Cousins, in his middle years, developed two major health problems.

One was a connective tissue disease. The other was ankylosing spondylitis. The combination caused him acute and constant pain and the prognosis delivered by the consultant treating him was poor. His chances of cure were tiny. His best option seemed to be to drug himself into near-coma with painkillers. Cousins wasn’t having any of that. To distract himself from his misery, he played recordings of funny TV programmes.
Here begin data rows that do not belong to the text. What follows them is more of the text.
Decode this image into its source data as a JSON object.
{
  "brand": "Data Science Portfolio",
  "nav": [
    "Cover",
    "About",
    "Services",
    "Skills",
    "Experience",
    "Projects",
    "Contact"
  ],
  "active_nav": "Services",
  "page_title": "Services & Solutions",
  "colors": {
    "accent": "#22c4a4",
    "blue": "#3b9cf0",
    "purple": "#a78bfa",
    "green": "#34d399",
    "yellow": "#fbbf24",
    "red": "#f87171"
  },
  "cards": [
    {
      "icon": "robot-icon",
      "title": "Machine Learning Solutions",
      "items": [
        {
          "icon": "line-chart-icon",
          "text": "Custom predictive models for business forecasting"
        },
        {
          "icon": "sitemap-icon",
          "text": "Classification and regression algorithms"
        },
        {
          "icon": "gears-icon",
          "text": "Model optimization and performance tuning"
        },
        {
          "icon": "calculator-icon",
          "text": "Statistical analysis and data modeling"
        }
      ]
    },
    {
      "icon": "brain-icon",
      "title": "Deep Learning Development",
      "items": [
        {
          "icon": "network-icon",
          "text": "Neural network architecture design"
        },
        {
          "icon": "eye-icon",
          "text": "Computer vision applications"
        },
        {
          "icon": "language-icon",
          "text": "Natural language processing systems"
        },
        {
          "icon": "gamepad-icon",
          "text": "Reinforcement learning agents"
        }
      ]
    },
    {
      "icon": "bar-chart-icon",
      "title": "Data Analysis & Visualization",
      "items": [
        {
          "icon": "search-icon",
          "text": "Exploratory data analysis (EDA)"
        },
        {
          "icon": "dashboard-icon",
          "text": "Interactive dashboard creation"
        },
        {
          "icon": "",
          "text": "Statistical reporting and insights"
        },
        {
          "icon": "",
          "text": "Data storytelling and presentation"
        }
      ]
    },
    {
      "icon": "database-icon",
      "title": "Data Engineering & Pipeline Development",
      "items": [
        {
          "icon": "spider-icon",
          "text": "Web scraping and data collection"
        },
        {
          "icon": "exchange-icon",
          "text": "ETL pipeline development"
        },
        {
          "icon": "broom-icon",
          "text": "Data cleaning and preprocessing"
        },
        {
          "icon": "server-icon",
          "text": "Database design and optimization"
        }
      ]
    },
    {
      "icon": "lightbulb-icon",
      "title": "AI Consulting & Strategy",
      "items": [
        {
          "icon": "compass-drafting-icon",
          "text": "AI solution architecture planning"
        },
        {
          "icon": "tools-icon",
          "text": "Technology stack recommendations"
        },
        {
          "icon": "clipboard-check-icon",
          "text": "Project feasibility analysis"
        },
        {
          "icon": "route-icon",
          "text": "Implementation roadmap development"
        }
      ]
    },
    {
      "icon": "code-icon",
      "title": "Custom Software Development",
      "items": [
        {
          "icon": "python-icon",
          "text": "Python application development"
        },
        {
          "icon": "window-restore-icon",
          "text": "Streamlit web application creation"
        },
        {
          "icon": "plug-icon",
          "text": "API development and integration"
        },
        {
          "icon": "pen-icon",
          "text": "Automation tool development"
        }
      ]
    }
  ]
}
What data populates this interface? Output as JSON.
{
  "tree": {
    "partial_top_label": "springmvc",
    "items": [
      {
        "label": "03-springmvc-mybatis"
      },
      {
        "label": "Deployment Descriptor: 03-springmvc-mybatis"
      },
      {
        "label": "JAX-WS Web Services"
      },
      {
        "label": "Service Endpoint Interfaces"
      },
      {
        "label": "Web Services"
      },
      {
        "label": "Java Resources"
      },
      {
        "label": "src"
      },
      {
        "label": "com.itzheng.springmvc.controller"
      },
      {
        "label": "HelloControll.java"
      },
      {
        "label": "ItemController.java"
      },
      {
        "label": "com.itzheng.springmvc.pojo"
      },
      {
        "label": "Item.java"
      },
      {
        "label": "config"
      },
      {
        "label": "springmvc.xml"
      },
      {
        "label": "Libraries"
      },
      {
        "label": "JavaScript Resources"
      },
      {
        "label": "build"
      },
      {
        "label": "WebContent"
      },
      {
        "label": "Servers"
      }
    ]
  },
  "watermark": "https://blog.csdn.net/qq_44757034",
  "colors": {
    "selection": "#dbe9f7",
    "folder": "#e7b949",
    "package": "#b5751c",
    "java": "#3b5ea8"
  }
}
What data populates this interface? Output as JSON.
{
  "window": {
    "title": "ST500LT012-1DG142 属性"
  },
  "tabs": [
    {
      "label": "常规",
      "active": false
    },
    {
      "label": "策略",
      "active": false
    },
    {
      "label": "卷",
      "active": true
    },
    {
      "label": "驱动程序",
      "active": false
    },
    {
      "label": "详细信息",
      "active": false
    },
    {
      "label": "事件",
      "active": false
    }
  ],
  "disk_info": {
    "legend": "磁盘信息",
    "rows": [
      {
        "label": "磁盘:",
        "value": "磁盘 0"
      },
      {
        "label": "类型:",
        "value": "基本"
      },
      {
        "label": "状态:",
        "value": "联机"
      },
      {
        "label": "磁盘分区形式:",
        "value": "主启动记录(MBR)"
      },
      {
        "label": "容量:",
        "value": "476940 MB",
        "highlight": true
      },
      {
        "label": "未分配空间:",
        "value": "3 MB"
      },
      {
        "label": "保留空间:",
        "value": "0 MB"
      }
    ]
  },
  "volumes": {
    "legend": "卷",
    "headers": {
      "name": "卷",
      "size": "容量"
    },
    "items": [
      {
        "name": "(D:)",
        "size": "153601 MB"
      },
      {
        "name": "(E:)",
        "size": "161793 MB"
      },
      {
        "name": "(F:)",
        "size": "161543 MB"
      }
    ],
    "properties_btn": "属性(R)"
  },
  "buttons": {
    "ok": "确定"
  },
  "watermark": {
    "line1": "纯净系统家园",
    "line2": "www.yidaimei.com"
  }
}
“I made the joyous discovery that 10 minutes of genuine belly laughter had an anaesthetic effect and would give me at least two hours of pain-free sleep,” he wrote, in

Anatomy of an Illness as Perceived by the Patient, his 1979 book. “When the pain-killing effect of the laughter wore off, we would switch on the motion picture projector again and not infrequently, it would lead to another pain-free interval.”

Several studies were done confirming Cousins’ insight, but comedy has never really made it into healthcare as a treatment option.